Parents ‘Flipping Out’ Over Change in Schools’ Point System for Entry
This article is from the archive of The New York Sun before the launch of its new website in 2022. The Sun has neither altered nor updated such articles but will seek to correct any errors, mis-categorizations or other problems introduced during transfer.

Some parents on the Upper East Side are talking this week about putting their apartments on the market and moving to New Jersey as they discover that the bar is higher than ever before and their fifth-graders have no chance of getting into the district’s top tier middle schools.
Until five years ago, fourth-graders had to exceed a fixed score to apply to a specialized middle-school program. That changed in 1999, when the state started administering a new standardized test and children had to score in the top 20% of fourth-graders in their district to be eligible.
That year, 61.5% of children in District 2 met or exceeded standards on the state exam in English Language Arts and 75.3% met or exceeded standards on the math exam. The cutoff for the top 20% that year was a score of 660 on each test.
Since then, scores of students in District 2 – which includes the Upper East Side and most of the rest of Manhattan below Central Park – have steadily climbed, so that in the 2003-04 school year, 75.7% of fourth-graders scored on the highest levels in English and 88.8% scored on the highest levels in math.
Even as the scores marched upward and the top 20% of students achieved increasingly higher levels on the state exams, District 2 educators continued telling parents that 660s were good enough for a fifth-grader to get into a selective middle school, several parents and education officials told The New York Sun.
This year, for the first time, Upper East Side parents are being told that a 660 – which this year means the students have met but not exceeded grade-level standards – isn’t high enough.
As one Upper East Side mother, Lisa Barness, put it: “Parents are flipping out.”
Ms. Barness, mother of a fourth-grader and a fifth-grader at the famed P.S. 6, called 660 “the traditional number you neurotically aim for your entire elementary school career.”
She said that last November she asked the fourth-grade teacher if her older child, Ethan, needed tutoring. The teacher assured Ms. Barness that her son would definitely achieve the necessary score of 660 – and he did, scoring a 664 on the English Language Arts test and a 662 on the math test.
In the past week, however, Ms. Barness has learned Ethan was about 25 points shy of what District 2 middle schools are calling the new standard. Had she known, the mother said, she would have shelled out hundreds of dollars for private tutoring.
“You can’t raise the bar like this. It’s changing the rules mid-game,” she said, adding, “I feel like we’re being punished as a result of the scores going up.”
Ms. Barness said she’s already considering pulling her son from public school and sending him to private school. As soon as she figures out what to do for Ethan, who is 10, she plans to find a tutor for her younger child, Lea, 9, who is a fourth-grader this year at P.S. 6.

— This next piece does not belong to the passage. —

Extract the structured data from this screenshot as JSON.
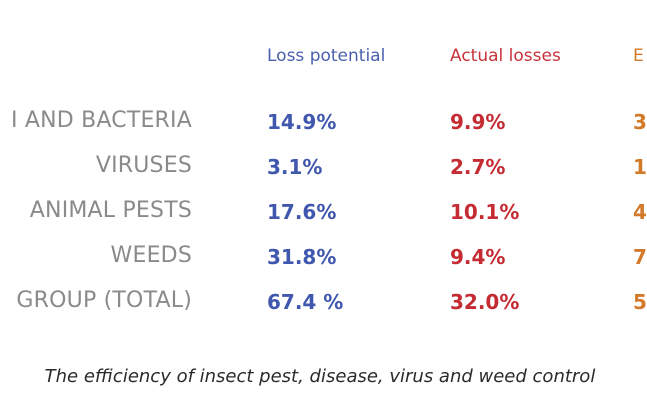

Another P.S. 6 mother, who asked to remain anonymous, moved to the Upper East Side 10 years ago when she was pregnant with her son. She wanted her child to attend P.S. 6 and then the specialized program at Wagner Middle School, which is located three blocks from their apartment. When she found out her son scored 660s on the tests, she figured her plan was working and congratulated him.
As she’s started contacting middle schools, though, her hopes have been dashed. Wagner told the woman her son’s scores weren’t high enough for the specialized program. The Salk School of Science said the same. When she contacted East Side Middle School, someone asked her for her child’s scores and said if they weren’t 685s there was no reason to tour the school, let alone apply.
“Last weekend, I was already on the Web, looking at homes in New Jersey,” she said. “I don’t want to move, but I’m in a real dilemma.”
A spokeswoman for the Department of Education, Michele McManus, said: “The intention was always to offer eligibility to the top approximately 20% of District 2 students. As performance has increased, the scale score representing the top 20% of District 2 students has also increased.”
This year, she said, even the District 2 average was above a 660.
“We encourage parents to set up meetings with their schools’ guidance counselors to discuss whether it is realistic for their children to apply to a screened program,” she said.
City Council Member Eva Moskowitz, a P.S. 6 alumna who represents the district and leads the council’s Committee on Education, said she doesn’t think it’s fair to change standards – even if they’re only perceived standards – after the fact.
“First, they need to investigate exactly what happened,” Ms. Moskowitz said. “Did someone at the region or at the school level miscommunicate to the parents?
“And if that is the case,” she said, “I just think you have to go with the standard that parents were told, and you can change it next year.”
Ms. Moskowitz said people make “serious financial and educational decisions” based on the fourth-grade tests, and she said, “It’s got to be very clear what the standards are.”